Beberapa alat untuk mengembangkan dunia usaha ini yakni :
  1. Penciptaan iklim usaha yang baik bagi dunia usaha melalui pengaturan dan kebijakan yang memberikan kemudahan bagi dunia usaha 
  2. Pembuatan pusat informasi terpadu yang dapat memudahkan masyarakat dunia usaha untuk berhubungan dengan aparat pemerintah daerah untuk segala macam kepentingan terutama mengetahui masalah perizinan, rencana pembangunan ekonomi daerah, pemerintah daerah ketersediaan lahan, izin mendirikan bangunan dan sebagainya. 
  3. Pendirian pusat konsultasi dan pengembangan usaha kecil 
  4. Pembuatan sistem pemasaran bersama untuk menghindari skala yang tidak ekonomis dalam produksi, meningkatkan daya saing terhadap produk-produk impor dan meningkatkan sikap kooperatif antar sesama pelaku bisnis.
  5. Pembuatan lembaga penelitian dan pengembangan.
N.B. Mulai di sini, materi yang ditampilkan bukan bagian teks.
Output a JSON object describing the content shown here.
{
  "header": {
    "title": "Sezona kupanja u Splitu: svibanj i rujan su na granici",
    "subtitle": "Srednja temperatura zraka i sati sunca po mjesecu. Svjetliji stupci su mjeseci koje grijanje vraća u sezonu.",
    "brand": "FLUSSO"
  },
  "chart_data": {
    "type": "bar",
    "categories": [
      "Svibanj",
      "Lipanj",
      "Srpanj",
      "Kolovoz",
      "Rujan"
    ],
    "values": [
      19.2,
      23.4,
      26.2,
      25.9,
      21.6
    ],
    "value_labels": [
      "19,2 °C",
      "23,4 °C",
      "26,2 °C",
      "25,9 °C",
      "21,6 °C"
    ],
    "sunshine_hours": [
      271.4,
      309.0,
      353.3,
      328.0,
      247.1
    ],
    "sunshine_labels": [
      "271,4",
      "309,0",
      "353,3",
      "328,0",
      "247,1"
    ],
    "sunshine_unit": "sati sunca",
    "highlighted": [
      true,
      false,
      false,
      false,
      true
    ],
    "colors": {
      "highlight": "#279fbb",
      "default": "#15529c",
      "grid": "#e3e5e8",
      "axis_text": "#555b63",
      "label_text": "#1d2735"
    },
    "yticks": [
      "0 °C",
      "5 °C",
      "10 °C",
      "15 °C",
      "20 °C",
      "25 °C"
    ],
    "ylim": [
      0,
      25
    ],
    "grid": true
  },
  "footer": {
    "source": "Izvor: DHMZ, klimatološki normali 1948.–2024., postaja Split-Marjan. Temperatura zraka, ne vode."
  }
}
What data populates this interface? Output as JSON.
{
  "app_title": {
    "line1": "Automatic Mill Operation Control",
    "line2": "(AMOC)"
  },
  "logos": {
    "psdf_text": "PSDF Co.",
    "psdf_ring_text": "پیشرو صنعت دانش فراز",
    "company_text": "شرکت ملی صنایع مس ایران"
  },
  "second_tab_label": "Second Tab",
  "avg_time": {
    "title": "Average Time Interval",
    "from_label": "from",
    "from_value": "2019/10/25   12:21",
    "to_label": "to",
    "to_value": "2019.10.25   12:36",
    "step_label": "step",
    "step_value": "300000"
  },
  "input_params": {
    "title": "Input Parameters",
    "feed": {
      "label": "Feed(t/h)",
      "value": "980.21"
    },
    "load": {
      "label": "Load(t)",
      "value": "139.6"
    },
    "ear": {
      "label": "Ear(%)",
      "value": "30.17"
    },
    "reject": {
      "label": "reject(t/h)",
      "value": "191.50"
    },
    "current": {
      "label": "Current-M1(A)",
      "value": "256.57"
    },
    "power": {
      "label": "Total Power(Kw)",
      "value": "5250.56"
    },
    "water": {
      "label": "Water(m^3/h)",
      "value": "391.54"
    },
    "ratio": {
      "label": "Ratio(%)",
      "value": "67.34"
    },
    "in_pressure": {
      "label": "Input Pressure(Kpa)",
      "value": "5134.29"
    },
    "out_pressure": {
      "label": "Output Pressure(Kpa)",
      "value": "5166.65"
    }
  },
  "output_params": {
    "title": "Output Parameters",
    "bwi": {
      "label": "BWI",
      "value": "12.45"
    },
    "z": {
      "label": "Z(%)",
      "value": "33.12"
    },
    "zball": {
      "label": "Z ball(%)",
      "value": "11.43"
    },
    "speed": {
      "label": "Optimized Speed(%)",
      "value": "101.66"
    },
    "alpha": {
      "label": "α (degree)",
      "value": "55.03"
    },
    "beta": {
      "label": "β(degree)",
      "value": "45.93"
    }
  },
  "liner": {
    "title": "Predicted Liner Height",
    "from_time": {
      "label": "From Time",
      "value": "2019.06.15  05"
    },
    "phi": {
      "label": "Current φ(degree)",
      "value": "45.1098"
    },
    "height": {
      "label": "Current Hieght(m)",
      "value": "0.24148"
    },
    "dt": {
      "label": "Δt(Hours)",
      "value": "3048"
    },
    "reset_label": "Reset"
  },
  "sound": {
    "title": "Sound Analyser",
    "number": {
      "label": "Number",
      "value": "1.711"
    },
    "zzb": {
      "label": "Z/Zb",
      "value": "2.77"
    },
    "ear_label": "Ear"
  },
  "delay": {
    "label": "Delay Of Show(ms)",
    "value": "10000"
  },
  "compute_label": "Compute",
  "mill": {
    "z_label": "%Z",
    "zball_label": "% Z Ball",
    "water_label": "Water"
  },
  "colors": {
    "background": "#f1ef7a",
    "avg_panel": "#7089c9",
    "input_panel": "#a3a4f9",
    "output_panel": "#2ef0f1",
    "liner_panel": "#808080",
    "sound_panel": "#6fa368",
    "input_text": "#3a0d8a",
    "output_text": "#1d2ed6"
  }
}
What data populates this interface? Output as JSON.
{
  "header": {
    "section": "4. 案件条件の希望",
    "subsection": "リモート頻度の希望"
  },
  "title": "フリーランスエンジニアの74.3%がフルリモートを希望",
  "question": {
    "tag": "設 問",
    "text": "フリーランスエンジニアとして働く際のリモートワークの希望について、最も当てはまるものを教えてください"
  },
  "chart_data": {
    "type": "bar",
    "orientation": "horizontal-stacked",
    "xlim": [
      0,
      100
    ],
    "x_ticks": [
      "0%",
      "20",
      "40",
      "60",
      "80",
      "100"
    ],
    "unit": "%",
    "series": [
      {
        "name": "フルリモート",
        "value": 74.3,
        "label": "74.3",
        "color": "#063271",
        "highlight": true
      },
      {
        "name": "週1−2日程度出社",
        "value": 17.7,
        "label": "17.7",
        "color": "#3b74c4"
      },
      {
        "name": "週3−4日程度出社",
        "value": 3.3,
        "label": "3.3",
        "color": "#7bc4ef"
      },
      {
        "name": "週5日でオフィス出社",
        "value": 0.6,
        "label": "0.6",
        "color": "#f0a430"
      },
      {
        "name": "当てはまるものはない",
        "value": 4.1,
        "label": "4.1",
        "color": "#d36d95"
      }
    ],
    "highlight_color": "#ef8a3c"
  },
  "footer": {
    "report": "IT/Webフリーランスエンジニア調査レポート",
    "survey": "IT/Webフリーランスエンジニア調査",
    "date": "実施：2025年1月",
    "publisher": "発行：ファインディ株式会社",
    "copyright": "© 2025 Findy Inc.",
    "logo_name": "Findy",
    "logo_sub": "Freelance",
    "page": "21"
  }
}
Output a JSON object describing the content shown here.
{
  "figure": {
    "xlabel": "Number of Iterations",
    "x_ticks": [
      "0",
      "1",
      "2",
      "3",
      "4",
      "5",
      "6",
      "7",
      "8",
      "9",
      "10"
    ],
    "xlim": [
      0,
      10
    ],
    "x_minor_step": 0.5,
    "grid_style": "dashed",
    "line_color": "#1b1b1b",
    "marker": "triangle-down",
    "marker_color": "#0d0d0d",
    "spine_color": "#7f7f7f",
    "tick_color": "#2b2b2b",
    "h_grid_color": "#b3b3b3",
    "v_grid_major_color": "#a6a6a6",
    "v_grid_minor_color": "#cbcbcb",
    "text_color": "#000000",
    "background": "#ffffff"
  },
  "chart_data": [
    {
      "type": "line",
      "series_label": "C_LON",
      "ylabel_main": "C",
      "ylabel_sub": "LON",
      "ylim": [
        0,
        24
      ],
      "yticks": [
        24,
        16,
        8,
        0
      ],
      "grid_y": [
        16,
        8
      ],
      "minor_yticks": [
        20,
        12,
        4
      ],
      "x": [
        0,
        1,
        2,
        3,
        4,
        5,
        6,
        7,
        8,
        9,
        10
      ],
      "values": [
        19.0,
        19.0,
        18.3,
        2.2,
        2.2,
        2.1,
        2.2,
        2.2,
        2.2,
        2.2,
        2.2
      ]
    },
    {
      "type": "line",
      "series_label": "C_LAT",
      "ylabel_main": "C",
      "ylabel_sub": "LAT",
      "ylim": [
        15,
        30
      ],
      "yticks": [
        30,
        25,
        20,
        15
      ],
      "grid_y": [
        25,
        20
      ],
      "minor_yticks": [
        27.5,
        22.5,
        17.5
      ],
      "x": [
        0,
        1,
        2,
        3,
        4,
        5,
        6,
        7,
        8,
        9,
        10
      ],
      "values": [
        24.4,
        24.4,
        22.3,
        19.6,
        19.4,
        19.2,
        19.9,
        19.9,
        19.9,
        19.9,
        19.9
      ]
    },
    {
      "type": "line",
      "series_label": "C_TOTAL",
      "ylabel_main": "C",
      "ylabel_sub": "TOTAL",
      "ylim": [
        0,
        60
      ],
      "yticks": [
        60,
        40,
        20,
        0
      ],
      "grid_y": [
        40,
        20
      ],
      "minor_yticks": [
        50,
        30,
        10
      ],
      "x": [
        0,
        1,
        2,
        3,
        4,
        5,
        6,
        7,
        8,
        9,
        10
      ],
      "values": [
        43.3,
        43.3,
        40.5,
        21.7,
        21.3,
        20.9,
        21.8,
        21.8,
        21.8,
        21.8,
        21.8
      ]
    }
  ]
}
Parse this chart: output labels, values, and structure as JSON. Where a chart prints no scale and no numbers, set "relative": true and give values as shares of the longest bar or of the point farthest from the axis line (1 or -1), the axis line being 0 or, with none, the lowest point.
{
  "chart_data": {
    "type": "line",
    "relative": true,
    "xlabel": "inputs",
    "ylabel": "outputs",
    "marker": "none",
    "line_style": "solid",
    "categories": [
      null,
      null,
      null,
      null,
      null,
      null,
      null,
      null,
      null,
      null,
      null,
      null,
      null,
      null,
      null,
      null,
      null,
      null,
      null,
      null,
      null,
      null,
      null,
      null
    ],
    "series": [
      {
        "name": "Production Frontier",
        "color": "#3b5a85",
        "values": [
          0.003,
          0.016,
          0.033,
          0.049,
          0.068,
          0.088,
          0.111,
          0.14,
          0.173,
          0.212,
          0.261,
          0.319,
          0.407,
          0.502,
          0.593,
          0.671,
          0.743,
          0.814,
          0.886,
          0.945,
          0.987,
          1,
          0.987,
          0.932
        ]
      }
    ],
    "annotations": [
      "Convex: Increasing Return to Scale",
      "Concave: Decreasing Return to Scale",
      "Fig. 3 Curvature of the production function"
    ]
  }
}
Peningkatan persaingan didunia yang berbasiskan ilmu pengetahuan sekarang ini menuntut pelaku bisnis dan pemerintah daerah untuk secara terus menerus melakukan kajian tentang produk baru, pengembangan teknologi baru, dan pencarian pasar-pasar baru.
·         Strategi pengembangan sumber daya manusia
Sumber daya manusia merupakan aspek yang paling penting dalam proses pembangunan ekonomi. Oleh karena peningkatan kualitas dan ketrampilan sumber daya manusia adalah suatu keniscayaan.

·         Strategi pengembangan ekonomi masyarakat
Kegiatan pengembangan ekonomi masyarakat ini merupakan kegiatan yang ditujukan untuk pengembangan suatu kelompok masyarakat tertentu di suatu daerah. Dalam bahasa populer sekarang sering juga dikenal dengan istilah pemberdayaan (empowerment) masyarakat. Kegiatan-kegiatan seperti ini berkembang marak di Indonesia belakangan ini karena ternyata kebijakan umum ekonomi yang ada tidak mampu memberikan manfaat bagi kelompok-kelompok masyarakat tertentu.